Sidya Touré: Nous avons considéré cela comme un début d’ouverture. Les questions qui nous préoccupent aujourd’hui sont liées à l’organisation des élections législatives, la finalisation de la transition dans notre pays. Du fait que depuis 5 mois nous voudrions rencontrer les autorités pour discuter de cette question et qu’une opportunité soit ouverte, considérons comme un pas en avant et essayons d’aller dans ce sens.
Est-ce que vous êtes sorti satisfait de cette rencontre?
Ecoutez! On est sorti de là en se disant: voilà un début de quelque chose qui doit pouvoir continuer, mais il y a d’autres questions en suspens. La rencontre qu’on a eue avec le Président n’était pas un dialogue, c’était une rencontre pour essayer d’ouvrir un peu les portes afin que le dialogue puisse se mettre en place. On sera satisfait quand les résultats seront là. Mais nous apprécions déjà le fait qu’il y ait eu cette ouverture et je pense que tous les Guinéens sont sur la même longueur d’onde, y compris le Gouvernement qui également est bloqué, dans la mesure où cette transition ne s’est pas terminée.
Mais ce n’était pas votre première fois de rencontrer le Président Alpha Condé…

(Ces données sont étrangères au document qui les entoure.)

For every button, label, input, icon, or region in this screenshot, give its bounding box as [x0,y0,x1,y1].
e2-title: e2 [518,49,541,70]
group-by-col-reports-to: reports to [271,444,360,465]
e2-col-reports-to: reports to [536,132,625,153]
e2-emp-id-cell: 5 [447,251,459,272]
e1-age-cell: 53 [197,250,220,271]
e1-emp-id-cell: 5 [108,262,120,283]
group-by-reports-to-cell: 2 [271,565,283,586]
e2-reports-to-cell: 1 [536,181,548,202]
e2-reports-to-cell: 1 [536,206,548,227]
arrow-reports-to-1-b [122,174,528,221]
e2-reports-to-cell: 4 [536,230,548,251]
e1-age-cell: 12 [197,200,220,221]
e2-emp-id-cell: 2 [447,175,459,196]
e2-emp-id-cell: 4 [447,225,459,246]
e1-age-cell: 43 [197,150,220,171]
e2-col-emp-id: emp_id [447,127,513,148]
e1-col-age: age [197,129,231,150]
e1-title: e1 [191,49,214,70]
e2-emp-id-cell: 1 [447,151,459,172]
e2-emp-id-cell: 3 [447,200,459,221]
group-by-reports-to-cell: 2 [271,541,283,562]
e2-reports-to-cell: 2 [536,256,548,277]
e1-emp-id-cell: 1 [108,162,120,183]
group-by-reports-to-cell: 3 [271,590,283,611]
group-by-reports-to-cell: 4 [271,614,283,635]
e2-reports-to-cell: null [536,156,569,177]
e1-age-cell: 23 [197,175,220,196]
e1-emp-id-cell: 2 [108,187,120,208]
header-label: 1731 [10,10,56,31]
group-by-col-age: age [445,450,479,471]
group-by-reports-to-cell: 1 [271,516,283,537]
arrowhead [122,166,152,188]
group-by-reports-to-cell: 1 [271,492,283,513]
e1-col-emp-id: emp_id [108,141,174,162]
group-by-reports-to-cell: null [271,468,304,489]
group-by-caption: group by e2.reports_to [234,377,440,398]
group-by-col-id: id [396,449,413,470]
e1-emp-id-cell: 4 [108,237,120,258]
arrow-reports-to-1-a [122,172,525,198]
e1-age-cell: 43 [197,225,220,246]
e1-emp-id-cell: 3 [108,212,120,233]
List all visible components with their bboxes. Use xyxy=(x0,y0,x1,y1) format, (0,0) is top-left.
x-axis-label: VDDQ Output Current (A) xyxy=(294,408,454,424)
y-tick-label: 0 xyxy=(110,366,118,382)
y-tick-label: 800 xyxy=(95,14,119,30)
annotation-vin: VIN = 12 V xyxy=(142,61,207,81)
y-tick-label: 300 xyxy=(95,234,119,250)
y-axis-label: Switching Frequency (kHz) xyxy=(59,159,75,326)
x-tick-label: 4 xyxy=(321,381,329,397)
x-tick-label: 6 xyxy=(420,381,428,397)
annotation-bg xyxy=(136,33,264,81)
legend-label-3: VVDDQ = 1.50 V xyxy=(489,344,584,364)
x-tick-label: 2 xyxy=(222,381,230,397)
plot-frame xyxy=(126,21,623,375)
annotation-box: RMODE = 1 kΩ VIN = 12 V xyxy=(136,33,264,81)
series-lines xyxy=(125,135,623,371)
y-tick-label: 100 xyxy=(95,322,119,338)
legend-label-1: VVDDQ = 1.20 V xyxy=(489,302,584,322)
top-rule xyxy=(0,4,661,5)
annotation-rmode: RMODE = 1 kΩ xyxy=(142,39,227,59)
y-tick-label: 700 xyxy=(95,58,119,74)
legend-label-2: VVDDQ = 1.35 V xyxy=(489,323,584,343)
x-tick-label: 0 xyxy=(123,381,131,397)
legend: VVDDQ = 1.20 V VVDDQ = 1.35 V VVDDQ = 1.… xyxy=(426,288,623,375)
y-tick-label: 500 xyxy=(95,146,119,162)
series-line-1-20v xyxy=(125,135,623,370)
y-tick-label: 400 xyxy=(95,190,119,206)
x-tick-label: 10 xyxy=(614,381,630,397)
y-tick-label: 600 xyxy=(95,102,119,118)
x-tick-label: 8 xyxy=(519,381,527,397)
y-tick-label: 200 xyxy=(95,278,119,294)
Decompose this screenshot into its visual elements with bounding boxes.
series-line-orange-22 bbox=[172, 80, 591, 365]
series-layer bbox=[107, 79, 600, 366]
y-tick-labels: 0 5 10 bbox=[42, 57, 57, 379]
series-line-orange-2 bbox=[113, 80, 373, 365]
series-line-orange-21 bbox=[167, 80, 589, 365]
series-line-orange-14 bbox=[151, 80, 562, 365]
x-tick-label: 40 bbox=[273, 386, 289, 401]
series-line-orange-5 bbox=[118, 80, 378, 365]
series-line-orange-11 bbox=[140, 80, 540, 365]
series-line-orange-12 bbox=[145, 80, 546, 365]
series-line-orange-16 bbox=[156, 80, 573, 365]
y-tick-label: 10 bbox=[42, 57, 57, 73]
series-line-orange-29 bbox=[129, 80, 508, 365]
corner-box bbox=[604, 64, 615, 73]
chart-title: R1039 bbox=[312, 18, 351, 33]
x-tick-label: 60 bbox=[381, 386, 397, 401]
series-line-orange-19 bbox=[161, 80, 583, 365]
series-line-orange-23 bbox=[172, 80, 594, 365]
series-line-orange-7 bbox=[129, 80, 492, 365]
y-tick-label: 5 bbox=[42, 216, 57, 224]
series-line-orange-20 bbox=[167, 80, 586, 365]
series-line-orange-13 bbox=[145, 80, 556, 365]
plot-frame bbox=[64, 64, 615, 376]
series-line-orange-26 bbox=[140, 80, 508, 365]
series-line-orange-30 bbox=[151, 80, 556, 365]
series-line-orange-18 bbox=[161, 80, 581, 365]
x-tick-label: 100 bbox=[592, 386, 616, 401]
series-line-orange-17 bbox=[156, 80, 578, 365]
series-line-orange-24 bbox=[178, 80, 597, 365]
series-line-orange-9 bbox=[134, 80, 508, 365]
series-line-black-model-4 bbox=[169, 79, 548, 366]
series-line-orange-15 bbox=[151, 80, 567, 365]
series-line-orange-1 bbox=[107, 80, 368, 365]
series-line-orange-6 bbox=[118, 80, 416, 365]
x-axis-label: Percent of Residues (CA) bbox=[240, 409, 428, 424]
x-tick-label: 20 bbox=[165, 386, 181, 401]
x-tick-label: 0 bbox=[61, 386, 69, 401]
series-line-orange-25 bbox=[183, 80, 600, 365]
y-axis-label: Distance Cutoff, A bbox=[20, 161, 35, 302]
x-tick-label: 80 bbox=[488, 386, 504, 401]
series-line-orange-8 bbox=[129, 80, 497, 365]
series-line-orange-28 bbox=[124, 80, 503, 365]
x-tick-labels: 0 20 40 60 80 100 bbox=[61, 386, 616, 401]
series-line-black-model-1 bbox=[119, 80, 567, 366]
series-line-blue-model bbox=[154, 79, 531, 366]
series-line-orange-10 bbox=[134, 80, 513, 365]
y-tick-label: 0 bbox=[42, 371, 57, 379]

Moi, j’ai eu une rencontre avec le Président de la république le 15 août, cela fait trois mois. Vous savez ce dont on a parlé. Ce sont les mêmes questions qui ont été évoquées. Si nous nous retrouvons trois mois après pour en parler, c’est que nous n’avons pas avancé. Les questions que nous avons évoquées, je les avais évoquées avec lui le 15 août. Il faut qu’on comprenne que ce dont il s’agit n’est pas un problème ni de l’opposition ni des partis politiques, c’est un problème général à notre pays. Nous ne pouvons pas avoir un pays où il y a eu un Président de la République mais où il n’y a pas d’Assemblée nationale. Sur le plan institutionnel, c’est inacceptable, sur le plan de la démocratie, c’est inacceptable, mais sur le plan également de tout ce que nous pouvons attendre de l’extérieur pour supporter le processus démocratique dans notre pays, c’est inacceptable. Ce qui fait aujourd’hui, que les financements extérieurs au niveau de l’Union européenne sont bloqués. Mais ce que les gens ne savent pas, comme ce sont les mêmes qui votent au Fonds Monétaire et à la Banque Mondiale, nous ne pouvons même pas avoir accès au PPTE. Même si on ne dit pas qu’il n’y a pas de conditionnalité politique, mais c’est l’Europe et les Etats-Unis qui déterminent si vous êtes admissible au Fonds et à la Banque dans le cadre d’un programme. Donc, personne n’a intérêt à ce que cette situation perdure. Mais il se trouve que nous avons perdu des semaines…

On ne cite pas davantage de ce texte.